Un fait demeure, toutefois: les entrepreneurs qui se lancent en affaires n'ont pas tous une excellente moyenne au bâton. Un très fort pourcentage des nouvelles entreprises ne survivent pas plus de deux ans. Le ministère du Développement économique, de l'Innovation et de l'Exportation (MDEIE) s'est penché sur la santé des entreprises québécoises lors d'une récente enquête statistique. On y apprend que 25 % des nouvelles entreprises cessent leurs activités moins de deux ans après leur mise sur pied. Le taux de survie après cinq ans se situe à 50 %.

Autre élément préoccupant: le MDEIE prévoit que le nombre d'entrepreneurs actifs chutera de 2,8 % sur une période de cinq ans et de 13,9 % sur 10 ans. Ces pourcentages sont considérables si on les compare avec les projections des autres provinces, dont l'Ontario, qui s'attend à «perdre» seulement 1,3 % de sa force entrepreneuriale sur 10 ans. Au Canada, le manque à gagner sera de 5,3 %, toujours selon les évaluations sommaires.

Si ce scénario se confirme, le nombre d'entrepreneurs au Québec passera de 180 800 (en 2008) à 175 800 (en 2013). Il est important de rappeler que chaque nouvelle PME crée 25 % des nouveaux emplois, chaque année, au Québec.

Comment faire pour redonner du tonus à la PME québécoise? «J'ai une partie de la réponse, tranche Martine Hébert. Il faut se défaire de cette manie que les gouvernements ont développée de toujours s'en prendre aux entrepreneurs. Si on croit encore à la PME et à son potentiel économique, il faut relâcher la pression. Ça nous prend une stratégie concertée, une volonté gouvernementale digne de ce nom», suggère-t-elle, évoquant au passage l'intention du gouvernement Charest de dévoiler cet automne une première Stratégie entrepreneuriale.

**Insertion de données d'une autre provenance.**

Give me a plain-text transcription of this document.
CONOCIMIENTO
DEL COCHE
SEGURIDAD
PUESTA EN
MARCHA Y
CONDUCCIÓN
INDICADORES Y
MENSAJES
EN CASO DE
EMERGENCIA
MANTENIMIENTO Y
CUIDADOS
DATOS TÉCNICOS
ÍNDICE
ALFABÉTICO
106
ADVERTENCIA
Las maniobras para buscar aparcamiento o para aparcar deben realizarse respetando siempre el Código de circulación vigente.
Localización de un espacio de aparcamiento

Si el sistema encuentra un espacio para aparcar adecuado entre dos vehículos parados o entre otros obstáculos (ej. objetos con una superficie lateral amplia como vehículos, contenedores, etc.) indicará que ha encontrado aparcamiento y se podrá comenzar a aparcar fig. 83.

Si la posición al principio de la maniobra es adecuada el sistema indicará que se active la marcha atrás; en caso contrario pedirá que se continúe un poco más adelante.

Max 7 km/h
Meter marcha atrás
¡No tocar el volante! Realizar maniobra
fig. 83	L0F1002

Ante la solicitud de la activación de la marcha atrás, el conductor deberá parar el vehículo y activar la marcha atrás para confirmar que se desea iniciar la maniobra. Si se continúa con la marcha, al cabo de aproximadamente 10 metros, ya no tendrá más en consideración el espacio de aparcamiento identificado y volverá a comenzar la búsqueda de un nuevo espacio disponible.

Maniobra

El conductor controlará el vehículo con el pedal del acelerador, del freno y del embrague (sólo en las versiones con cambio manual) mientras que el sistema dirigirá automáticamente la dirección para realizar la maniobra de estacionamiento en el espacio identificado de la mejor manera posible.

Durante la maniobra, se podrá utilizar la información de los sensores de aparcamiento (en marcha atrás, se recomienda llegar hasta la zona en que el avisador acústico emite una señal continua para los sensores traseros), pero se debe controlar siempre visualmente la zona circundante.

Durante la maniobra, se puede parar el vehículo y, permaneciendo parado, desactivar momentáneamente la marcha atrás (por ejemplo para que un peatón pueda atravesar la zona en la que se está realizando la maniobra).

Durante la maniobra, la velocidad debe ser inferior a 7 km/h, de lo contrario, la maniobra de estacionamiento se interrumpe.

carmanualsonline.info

Le temps presse, cependant, pour favoriser une transition qui incitera les nouveaux dirigeants de PME à relever les défis de la relève. «Nous avons du travail de sensibilisation, de valorisation et d'information à faire. Les générations X et Y ne veulent pas suivre les traces des dirigeants actuels. Ils désirent concilier travail et famille, et le modèle du propriétaire qui travaille plus de 60 heures par semaine ne fait pas nécessairement leur affaire. La relève n'est pas compromise pour autant, mais il faut être en mesure de leur démontrer que la PME, c'est une belle aventure, un beau projet», soutient la vice-présidente de la FCEI.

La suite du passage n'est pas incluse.